Mayoral polls kick off in Rome with rubbish, boar invasion on agenda
A man receives his ballots at a polling station, in Rome, Italy, Oct. 3, 2021. (AP Photo)


Before nationwide balloting just over a year away, millions of people in Italy started voting Sunday for new mayors, including in the iconic city of Rome where the new mayor will have to tackle the issues of poor public transport and disastrous rubbish management. Rubbish-seeking wild boars have invaded the Italian capital, dubbed as one of the dirtiest cities in the world today.

Across the country from the Eternal City to Milan, Naples and Bologna, voting kicked off for municipal elections being closely watched as a bellwether ahead of the 2023 general elections.

But in Rome – one of the world's filthiest cities, according to a ranking last month by the British magazine Time Out – residents are more concerned with the perennial transport, flooding, waste and pothole woes.

Rubbish management is so bad that wild boars are regularly seen wandering in residential areas, attracted by the pile-up of waste.

In the picturesque neighborhood of Trastevere, where bins often overflow onto the cobblestones, 60-year-old resident Tiziana De Silvestro, out walking her dog, said the root of the problem was rubbish left overnight outside bars and restaurants.

"Now the city is full of animals, crows, seagulls, not to mention mice and cockroaches," she said.

'Tomorrow cholera'

Rome's current mayor, Virginia Raggi from the anti-establishment Five Star Movement (M5S), has won praise for taking on the city's fierce new mafia, the Casamonica family of loan sharks and drug traffickers.

But her widely mocked plans to use sheep as lawnmowers and bees to combat pollution – while rotting refuse piles up next to playgrounds, buses spontaneously combust in the heat and weeds run wild – may cost her dearly.
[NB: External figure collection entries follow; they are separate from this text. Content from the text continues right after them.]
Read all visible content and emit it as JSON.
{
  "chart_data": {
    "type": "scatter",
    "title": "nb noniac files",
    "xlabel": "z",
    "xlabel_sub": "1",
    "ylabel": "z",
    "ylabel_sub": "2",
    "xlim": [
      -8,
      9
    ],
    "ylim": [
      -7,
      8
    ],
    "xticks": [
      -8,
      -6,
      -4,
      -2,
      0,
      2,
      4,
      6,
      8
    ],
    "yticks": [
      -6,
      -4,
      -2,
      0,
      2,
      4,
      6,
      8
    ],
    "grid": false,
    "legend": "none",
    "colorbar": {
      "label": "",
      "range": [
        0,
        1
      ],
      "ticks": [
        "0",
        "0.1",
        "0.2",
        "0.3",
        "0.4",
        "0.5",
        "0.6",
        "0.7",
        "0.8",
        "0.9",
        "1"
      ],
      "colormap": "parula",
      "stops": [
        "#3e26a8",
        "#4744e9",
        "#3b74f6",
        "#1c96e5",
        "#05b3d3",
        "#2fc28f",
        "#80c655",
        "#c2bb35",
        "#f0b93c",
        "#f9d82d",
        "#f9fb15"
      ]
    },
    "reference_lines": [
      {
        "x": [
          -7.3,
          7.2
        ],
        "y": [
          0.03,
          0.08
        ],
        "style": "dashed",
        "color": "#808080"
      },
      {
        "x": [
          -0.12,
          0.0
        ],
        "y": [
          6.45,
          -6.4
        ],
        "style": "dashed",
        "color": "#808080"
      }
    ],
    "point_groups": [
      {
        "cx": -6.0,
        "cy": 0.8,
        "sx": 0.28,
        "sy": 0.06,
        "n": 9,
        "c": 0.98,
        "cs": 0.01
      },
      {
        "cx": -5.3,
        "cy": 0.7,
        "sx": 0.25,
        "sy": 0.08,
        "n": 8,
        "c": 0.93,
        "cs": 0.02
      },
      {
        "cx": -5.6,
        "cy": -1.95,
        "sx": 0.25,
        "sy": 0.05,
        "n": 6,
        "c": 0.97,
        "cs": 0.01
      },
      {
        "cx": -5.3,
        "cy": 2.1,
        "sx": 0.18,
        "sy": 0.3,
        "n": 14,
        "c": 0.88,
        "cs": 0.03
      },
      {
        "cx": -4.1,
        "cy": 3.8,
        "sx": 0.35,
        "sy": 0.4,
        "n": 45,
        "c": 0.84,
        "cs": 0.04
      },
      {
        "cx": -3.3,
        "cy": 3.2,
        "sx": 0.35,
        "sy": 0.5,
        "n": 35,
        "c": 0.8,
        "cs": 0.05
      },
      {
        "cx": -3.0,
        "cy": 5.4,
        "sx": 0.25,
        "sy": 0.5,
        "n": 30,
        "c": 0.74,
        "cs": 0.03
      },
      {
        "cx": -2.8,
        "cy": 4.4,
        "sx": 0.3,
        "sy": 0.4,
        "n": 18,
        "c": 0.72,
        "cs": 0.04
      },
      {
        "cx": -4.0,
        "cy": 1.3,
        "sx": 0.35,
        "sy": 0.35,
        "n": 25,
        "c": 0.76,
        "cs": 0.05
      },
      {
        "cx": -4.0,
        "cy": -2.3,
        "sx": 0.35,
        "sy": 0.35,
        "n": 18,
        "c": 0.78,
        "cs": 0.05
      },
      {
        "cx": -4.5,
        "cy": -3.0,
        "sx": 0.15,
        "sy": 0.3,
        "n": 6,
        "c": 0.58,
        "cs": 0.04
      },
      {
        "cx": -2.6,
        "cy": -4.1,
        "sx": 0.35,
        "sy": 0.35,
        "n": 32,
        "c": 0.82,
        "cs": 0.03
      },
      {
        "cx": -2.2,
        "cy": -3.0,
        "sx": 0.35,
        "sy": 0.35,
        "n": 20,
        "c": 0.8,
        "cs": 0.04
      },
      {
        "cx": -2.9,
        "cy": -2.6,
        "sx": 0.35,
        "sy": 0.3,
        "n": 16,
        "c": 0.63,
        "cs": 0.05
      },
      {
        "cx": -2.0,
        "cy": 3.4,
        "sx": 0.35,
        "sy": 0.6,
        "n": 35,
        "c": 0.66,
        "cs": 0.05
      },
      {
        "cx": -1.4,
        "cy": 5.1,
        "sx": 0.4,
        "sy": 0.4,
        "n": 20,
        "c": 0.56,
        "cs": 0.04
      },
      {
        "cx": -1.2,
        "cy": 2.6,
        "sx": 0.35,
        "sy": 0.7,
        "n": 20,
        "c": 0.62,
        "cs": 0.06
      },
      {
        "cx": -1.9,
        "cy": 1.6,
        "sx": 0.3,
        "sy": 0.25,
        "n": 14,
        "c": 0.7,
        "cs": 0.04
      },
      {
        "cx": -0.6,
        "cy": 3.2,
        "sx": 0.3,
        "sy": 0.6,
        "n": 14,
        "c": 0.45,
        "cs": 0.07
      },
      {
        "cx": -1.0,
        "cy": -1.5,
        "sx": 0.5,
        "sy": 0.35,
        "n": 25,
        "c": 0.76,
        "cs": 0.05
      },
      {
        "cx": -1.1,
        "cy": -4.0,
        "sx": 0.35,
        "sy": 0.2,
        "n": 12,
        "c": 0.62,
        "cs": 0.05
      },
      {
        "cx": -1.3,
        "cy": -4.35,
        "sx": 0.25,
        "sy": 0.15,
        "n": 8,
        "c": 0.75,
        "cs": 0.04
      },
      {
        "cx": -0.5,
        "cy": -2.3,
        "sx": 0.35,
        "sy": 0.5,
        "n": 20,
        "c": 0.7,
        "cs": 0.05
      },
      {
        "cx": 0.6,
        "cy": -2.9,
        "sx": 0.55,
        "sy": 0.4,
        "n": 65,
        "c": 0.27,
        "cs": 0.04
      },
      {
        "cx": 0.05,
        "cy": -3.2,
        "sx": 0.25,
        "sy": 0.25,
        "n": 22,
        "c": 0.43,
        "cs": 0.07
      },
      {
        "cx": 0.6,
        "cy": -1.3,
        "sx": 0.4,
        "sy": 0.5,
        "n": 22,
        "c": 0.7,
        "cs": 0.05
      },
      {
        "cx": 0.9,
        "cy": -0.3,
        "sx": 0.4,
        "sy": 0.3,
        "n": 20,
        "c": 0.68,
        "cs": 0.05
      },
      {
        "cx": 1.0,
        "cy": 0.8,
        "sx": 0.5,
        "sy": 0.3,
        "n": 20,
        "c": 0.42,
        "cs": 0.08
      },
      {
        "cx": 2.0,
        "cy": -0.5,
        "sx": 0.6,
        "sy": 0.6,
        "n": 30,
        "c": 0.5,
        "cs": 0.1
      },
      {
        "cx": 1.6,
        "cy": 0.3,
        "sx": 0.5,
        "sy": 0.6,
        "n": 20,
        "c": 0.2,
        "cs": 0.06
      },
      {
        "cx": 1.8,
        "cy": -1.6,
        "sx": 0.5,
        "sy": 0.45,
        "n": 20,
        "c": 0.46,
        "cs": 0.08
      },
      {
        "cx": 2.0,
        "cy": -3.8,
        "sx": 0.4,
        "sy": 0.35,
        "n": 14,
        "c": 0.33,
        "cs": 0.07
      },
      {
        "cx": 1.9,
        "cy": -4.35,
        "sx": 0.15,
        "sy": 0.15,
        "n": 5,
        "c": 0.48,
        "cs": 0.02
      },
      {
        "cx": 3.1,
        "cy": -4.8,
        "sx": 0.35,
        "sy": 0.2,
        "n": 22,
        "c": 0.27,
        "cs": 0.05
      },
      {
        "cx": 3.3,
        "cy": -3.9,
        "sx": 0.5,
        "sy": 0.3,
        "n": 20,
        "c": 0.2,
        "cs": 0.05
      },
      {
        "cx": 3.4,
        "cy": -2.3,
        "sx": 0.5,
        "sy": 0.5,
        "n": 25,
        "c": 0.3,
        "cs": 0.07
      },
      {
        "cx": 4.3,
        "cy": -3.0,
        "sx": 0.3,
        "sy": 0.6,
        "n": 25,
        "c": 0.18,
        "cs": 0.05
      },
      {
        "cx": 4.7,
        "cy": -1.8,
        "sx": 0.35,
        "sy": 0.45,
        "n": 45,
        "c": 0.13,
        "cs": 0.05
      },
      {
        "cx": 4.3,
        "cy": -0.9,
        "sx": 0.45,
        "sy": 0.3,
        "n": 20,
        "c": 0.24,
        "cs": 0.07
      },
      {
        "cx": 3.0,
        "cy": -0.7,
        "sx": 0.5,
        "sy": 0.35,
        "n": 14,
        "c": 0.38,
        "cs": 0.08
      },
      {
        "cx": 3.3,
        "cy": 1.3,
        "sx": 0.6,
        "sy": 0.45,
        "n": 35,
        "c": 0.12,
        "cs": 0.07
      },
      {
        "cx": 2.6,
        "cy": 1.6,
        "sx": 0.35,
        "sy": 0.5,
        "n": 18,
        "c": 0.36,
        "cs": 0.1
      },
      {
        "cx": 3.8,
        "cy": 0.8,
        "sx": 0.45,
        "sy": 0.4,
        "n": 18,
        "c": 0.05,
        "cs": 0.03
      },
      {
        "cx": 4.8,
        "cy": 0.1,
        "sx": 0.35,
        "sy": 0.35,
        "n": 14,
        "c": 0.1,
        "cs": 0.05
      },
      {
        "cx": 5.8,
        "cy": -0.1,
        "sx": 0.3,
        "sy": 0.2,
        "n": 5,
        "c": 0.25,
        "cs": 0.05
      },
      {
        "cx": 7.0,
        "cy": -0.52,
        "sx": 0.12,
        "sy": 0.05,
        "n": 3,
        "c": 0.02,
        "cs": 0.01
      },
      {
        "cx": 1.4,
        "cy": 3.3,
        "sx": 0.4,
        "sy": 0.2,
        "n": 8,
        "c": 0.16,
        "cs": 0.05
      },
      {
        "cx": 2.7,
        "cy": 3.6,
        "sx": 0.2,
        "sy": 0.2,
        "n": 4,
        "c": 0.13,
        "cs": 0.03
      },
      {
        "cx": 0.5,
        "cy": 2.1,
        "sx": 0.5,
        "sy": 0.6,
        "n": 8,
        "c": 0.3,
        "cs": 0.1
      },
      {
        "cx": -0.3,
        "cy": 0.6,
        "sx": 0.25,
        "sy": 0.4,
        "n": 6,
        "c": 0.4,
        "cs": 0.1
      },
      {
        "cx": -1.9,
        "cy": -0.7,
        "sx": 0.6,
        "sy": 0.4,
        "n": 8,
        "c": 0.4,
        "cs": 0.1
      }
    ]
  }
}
The candidate of the right-wing alliance, Nicola Michetti, is likely to pocket the most votes thanks to a split on the left, according to the last polls published before a pre-election blackout.

But he is not predicted to garner more than the 50% of votes needed to avoid a run-off in two weeks – and polls say he may then lose in round two to the Democratic Party's Roberto Gualtieri, a former economy minister.

Michetti, a 55-year-old lawyer, warns: "Today we have seagulls and boars, tomorrow it could be cholera."

His champion is the head of far-right Brothers of Italy party Giorgia Meloni, who said Rome has become an international joke.

Gualtieri and rival center-left candidate Carlo Calenda, meanwhile, have called for round tables with experts to tackle the problem of the wild boars.

Some 12 million voters are eligible to cast ballots in the elections, which are being held not only in the country's largest cities but in more than 1,000 smaller centers, including Morterone in Lombardy, which has just 33 inhabitants.

By midday on Sunday, turnout stood at 13% nationally and 11.83% in Rome.

Traditionally left-wing Bologna is considered a safe seat, while the center-left is also confident of taking Milan and Naples. The race is closer in Turin, which the center-right is eyeing hungrily.